History

United Kingdom
- Name: Packington
- Namesake: Packington
- Builder: Harland & Wolff, Belfast
- Launched: 3 July 1958
- Completed: 21 May 1959
- Fate: Sold to the South African Navy before commissioning

South Africa
- Name: Walvisbaai
- Namesake: Walvis Bay
- Acquired: 20 September 1959
- Decommissioned: March 2001
- Fate: Sold to the Walt Disney Co., 2003; later sold to private interests.

Panama
- Name: Mojo
- Acquired: 2006
- Status: In service
- Notes: Converted to a yacht from 2006-2012

General characteristics
- Class & type: Ton-class minesweeper
- Displacement: 360 long tons (370 t) (standard); 440 t (430 long tons) (deep load);
- Length: 153 ft (46.6 m)
- Beam: 27 ft 7 in (8.4 m)
- Draught: 8 ft 2 in (2.5 m)
- Installed power: 2 × 3,000 bhp (2,237 kW) diesel engines
- Propulsion: 2 × propeller shafts
- Speed: 15 knots (28 km/h; 17 mph)
- Range: 2,300 nmi (4,300 km; 2,600 mi) at 13 knots (24 km/h; 15 mph)
- Complement: 32
- Armament: 1 x Bofors 40 mm gun

= SAS Walvisbaai =

Minesweeper completed in 1959

HMS Packington (pennant number: M1214) was a completed in 1959 by Harland & Wolff for the Royal Navy, but transferred before commissioning to the South African Navy as SAS Walvisbaai. The ship was decommissioned in March 2001 and was sold to the Walt Disney Company in 2003 to be used in the Wes Anderson film The Life Aquatic with Steve Zissou.

Post filming the vessel was sold and was subsequently converted into a private yacht.

==Design and description==
The Ton-class coastal minesweepers were constructed with wooden hulls and almost all of their structure was made from aluminium to reduce their magnetic signature to aid sweeping magnetic mines. The ships displaced 360 LT at standard load and 1940 LT at deep load. They had a length between perpendiculars of 153 ft, a beam of 27 ft 7 in and a draught of 8 ft 2 in. The Tons were powered by two Napier Deltic diesel engines, each driving one propeller shaft. The engines developed a total of 6000 bhp and gave a maximum speed of 15 kn. They had a range of 2300 nmi at 13 kn and had a complement of 4 officers and 25 ratings. The Ton-class ships were armed with a single 40 mm Bofors and two 20 mm Oerlikon light AA guns on a single twin-gun mount.

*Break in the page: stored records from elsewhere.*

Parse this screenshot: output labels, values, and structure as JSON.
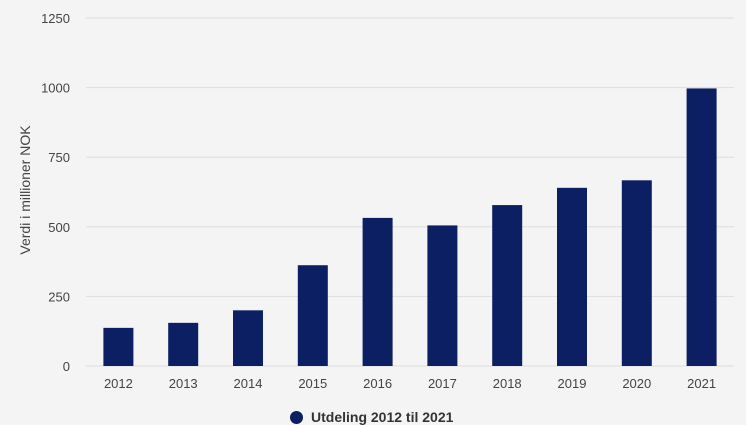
{
  "chart_data": {
    "type": "bar",
    "categories": [
      "2012",
      "2013",
      "2014",
      "2015",
      "2016",
      "2017",
      "2018",
      "2019",
      "2020",
      "2021"
    ],
    "series": [
      {
        "name": "Utdeling 2012 til 2021",
        "values": [
          137,
          155,
          200,
          362,
          532,
          505,
          578,
          640,
          667,
          997
        ]
      }
    ],
    "ylabel": "Verdi i millioner NOK",
    "xlabel": "",
    "ylim": [
      0,
      1250
    ],
    "yticks": [
      0,
      250,
      500,
      750,
      1000,
      1250
    ],
    "grid": true,
    "legend": "bottom",
    "colors": {
      "bar": "#0d1f63",
      "grid": "#dddddd",
      "background": "#f4f4f4"
    }
  }
}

==Construction and career==
Packington was launched by Harland & Wolff on 3 July 1958 at their Belfast shipyard. She was transferred to the South African Navy before she was commissioned on 20 September 1959 under the name of SAS Walvisbaai. The ship was retired in March 2001 and sold to the Walt Disney Company in 2003 to be used as the R/V Belafonte in the Wes Anderson film The Life Aquatic with Steve Zissou.

Subsequently, she was sold to a private owner for $350,000. In 2006 she began a lengthy conversion into a yacht in Dubai that saw her engines replaced by a pair of 1750 bhp V-12 Caterpillar 3512B diesel engines, her deck renewed and her interior completely revamped. The work was completed by 2012 and the ship was renamed Mojo.